Preben Thorø: For a moment, I was hoping that you would mention the GOTO conferences as one of those tools.

Dean Wampler: It's a really good point because things are moving so fast. It's really hard for most people to keep up with what's actually interesting or what actually is showing promise. I try to keep up with some of the research papers and it's just kind of hopeless for me. But, yeah, I think that the benefit of conferences like GOTO for me is that you can come together and not only learn what experts in your specialty are focused on, what they're figuring out but also to figure out what other people are doing.

And sometimes that sort of cross-pollination is hugely valuable. It's really tempting to just go to conferences that are narrowly focused on your specialty or interest. And they're good. I don't wanna denigrate them in any way but I often find that some sort of light bulb moment happens when I go to a talk that's completely outside my area of specialty and hear what people are thinking about in their context. So I think, to me, that's always been one of the great things about GOTO, the caliber of the sessions and the tracks in general, but also, the cross-pollination that's possible.

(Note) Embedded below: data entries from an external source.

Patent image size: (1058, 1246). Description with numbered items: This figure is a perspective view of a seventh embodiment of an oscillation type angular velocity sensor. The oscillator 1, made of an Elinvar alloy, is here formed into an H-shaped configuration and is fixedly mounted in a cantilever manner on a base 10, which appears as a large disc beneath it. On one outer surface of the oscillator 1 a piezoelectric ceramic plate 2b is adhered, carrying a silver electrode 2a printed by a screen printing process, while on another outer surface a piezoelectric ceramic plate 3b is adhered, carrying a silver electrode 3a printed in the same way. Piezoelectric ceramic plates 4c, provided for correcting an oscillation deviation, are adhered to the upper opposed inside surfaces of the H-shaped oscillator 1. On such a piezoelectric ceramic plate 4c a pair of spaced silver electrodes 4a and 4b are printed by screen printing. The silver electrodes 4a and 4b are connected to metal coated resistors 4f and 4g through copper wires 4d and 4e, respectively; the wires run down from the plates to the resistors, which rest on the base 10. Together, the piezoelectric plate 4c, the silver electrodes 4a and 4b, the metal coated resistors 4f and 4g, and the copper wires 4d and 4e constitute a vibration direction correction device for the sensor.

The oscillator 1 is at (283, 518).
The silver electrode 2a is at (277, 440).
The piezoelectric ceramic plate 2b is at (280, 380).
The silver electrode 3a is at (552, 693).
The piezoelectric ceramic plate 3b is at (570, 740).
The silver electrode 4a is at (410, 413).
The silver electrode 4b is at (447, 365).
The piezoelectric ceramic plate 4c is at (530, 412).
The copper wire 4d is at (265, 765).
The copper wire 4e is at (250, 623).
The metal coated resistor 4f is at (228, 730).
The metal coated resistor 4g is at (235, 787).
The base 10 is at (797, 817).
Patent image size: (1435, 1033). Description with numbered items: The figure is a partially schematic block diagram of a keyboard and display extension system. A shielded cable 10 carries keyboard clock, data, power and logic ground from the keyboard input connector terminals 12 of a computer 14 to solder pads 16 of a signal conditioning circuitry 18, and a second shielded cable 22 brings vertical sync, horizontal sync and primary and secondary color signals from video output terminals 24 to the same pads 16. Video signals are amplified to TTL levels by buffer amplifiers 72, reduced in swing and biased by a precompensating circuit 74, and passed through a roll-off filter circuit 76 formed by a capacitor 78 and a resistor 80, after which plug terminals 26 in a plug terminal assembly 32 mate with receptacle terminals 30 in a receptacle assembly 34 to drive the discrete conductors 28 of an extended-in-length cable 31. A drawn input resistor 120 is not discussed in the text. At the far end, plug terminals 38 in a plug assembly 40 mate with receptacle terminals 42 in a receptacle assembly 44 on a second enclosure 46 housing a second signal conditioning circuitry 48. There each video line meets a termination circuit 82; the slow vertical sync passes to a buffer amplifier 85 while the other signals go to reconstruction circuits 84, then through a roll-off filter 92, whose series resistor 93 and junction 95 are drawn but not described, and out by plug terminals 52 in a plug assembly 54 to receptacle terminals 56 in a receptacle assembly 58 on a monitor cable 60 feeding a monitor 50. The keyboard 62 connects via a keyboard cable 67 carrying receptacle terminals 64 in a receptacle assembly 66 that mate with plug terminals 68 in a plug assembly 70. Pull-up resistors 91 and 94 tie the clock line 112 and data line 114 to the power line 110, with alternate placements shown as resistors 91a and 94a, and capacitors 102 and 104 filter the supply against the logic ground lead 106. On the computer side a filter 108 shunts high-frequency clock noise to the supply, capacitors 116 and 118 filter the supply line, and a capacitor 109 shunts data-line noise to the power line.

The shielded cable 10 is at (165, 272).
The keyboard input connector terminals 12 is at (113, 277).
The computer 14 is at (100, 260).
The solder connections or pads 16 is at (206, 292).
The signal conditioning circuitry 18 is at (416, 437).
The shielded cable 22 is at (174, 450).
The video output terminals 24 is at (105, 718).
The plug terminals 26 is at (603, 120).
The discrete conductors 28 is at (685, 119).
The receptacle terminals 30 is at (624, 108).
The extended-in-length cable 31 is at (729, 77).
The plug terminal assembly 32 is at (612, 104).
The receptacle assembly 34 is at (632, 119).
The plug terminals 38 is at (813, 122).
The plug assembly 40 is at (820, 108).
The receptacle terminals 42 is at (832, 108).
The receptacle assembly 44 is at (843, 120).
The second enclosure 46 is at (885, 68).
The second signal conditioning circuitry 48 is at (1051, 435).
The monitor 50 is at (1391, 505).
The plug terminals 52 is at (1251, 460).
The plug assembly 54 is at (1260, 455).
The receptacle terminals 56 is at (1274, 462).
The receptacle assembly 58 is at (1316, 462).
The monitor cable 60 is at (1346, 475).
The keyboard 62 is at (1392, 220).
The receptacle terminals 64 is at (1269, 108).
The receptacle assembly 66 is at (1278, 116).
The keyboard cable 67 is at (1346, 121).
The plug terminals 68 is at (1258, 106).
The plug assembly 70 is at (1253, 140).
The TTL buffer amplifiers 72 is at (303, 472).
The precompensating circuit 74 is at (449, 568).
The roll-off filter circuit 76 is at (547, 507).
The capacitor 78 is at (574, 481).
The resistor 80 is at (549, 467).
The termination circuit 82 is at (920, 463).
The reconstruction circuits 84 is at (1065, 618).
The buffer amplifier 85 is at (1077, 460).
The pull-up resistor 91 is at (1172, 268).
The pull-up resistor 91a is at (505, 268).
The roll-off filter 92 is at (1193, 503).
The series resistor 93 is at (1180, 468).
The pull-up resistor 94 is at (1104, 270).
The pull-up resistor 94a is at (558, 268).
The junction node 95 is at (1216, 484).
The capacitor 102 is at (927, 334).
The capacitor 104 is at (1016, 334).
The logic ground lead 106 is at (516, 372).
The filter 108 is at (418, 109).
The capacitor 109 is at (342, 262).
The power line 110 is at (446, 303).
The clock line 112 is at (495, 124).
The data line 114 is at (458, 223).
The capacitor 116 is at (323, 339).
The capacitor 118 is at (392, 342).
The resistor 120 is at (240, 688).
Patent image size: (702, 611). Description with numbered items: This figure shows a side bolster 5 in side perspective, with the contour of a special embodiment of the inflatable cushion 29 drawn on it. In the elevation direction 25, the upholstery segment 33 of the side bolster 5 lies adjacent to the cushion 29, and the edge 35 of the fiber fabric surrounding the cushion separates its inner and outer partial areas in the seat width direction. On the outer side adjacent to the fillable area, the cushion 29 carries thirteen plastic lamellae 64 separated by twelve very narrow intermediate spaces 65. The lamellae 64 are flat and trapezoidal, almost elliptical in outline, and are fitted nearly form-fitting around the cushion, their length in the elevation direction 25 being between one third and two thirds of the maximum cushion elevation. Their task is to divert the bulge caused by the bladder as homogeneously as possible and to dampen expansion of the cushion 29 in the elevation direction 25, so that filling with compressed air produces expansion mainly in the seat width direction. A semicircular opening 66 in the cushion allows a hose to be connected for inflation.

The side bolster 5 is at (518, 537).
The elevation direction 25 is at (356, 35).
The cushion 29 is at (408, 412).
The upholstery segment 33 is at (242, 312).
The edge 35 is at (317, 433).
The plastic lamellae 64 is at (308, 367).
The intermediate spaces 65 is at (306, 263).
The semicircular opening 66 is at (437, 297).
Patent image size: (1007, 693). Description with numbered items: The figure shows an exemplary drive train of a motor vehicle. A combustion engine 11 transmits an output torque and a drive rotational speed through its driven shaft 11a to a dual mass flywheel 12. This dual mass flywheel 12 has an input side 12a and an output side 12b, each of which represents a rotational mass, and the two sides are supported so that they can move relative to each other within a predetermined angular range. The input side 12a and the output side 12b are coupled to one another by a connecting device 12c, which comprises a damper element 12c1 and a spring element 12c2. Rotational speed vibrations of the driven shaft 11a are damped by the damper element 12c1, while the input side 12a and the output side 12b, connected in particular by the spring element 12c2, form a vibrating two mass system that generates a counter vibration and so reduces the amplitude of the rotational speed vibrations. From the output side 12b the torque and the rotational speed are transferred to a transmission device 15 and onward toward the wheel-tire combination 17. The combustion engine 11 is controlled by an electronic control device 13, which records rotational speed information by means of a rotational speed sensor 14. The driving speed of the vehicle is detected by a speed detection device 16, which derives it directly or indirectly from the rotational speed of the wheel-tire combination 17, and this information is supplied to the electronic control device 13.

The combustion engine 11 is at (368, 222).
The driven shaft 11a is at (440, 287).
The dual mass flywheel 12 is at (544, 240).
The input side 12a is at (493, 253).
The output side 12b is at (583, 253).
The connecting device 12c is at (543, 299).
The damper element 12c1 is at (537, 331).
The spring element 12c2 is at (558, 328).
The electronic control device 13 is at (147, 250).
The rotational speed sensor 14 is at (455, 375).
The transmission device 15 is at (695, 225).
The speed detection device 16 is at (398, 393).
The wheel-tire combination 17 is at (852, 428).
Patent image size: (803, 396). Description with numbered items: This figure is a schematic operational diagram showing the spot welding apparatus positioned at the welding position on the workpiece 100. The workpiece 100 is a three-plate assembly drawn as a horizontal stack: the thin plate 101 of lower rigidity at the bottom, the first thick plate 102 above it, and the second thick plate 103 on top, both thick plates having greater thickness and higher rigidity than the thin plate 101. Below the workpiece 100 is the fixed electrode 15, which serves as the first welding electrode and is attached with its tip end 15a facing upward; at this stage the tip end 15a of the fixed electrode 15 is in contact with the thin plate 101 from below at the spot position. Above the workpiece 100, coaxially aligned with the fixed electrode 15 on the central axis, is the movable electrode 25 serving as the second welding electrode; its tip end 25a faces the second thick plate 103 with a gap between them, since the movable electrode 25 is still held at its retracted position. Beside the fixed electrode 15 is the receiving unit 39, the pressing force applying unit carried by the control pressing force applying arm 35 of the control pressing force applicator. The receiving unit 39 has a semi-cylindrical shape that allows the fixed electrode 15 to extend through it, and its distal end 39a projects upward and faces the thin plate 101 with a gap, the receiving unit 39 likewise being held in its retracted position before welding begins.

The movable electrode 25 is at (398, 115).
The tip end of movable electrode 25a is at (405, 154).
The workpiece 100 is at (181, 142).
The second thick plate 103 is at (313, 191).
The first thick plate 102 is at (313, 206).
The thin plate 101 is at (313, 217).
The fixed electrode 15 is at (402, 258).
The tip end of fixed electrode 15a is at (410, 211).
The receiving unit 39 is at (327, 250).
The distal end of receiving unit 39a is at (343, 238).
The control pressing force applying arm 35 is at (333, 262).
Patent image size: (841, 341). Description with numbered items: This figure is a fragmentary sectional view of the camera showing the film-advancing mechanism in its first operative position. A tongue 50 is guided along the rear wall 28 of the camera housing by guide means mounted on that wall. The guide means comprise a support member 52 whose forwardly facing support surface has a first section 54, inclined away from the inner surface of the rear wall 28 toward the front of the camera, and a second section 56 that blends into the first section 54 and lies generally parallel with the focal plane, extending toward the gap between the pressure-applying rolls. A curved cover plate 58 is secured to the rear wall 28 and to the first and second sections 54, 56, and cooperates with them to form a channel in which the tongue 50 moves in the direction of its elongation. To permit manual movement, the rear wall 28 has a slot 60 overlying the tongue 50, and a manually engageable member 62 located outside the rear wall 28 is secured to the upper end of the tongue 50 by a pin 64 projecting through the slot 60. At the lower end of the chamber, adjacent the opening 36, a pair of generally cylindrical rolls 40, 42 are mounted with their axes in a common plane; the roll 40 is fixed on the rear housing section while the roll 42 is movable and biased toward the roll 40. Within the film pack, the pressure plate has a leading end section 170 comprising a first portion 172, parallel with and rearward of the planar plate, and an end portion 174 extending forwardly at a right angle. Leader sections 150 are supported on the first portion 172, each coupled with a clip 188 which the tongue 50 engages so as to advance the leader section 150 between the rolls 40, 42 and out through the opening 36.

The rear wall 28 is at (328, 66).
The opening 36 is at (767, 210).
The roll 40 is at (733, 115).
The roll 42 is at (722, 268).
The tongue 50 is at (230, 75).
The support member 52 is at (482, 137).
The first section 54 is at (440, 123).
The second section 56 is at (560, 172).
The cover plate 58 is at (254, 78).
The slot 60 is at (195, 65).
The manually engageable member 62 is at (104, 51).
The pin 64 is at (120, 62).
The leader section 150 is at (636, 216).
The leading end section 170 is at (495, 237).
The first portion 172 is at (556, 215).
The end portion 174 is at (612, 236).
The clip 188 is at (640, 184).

Preben Thorø: I think you're right. Now, this should not turn into a big commercial for the GOTO conferences that actually was meant as a joke, but I think you're right because like with everything else, you need to find the flavor and the way that works for your company and for your culture. So there's no one-size-fits-all here. One of the best things you can do is actually to hear what worked and what didn't for all organizations, for all the teams.

Dean Wampler: Yeah, and if I'm a data scientist, I need to learn more about how to manage projects. That's something that we've gotten very good at and software, well, at least in theory. If you're walking into most organizations, they still struggle. But that's the sort of thing now where you see this cross-pollination. Data scientists need to learn more about the engineering cultures that have been maturing, like DevOps, agile methods and similarly data scientists or data engineers need to understand data better than maybe they did 10, 20 years ago.


The way we teach software development

Preben Thorø: That's another point, the way we teach software development. As software engineers we should realize that they have a new persona that they should work. It's not just the customer, it's not just ops, it's not just whatever. Now, there's a new type of persona in the picture too.

Dean Wampler: And now you said that, it reminded me that software itself is evolving. Here's been a lot of interesting stuff said, and now starting to materialize, for actually using machine learning, to accelerate software development, like using GitHub's Codespace where it actually will suggest code for you, which hopefully will go beyond just cut and paste patterns.

So I think it really is true that you can't just sit still. If you're gonna get the most productivity out of your organization as a whole, you really have to understand where other people are and what their problems are, and how the world is changing and what matters to you, like data becoming even more important than it was in the past.


GitHub Codespaces

Preben Thorø: Yeah. Which by the way, Github's new initiative is definitely fascinating, but it is a little bit scary too, isn't it?

Dean Wampler: Right, it's almost like Stack Overflow being automated. You know, the old joke that we just spend our days Googling stuff on Stack Overflow? And even the way we learn has changed a lot. I remember times in the way past, like pre-internet actually, when I would very carefully record information, like I found this algorithm or I'd buy all these books, and now it's much easier to find things when you have questions like, how do I do something? But you also have to be a savvy consumer because there's so much, as in life in general, useful and not useful information out there.

Preben Thorø: That's amazing. Let's pick it up at some, hopefully, soon in-person conference somewhere. Thanks a lot for joining me today. Thank you.

Dean Wampler: Oh, it's my pleasure. Good talking with you today.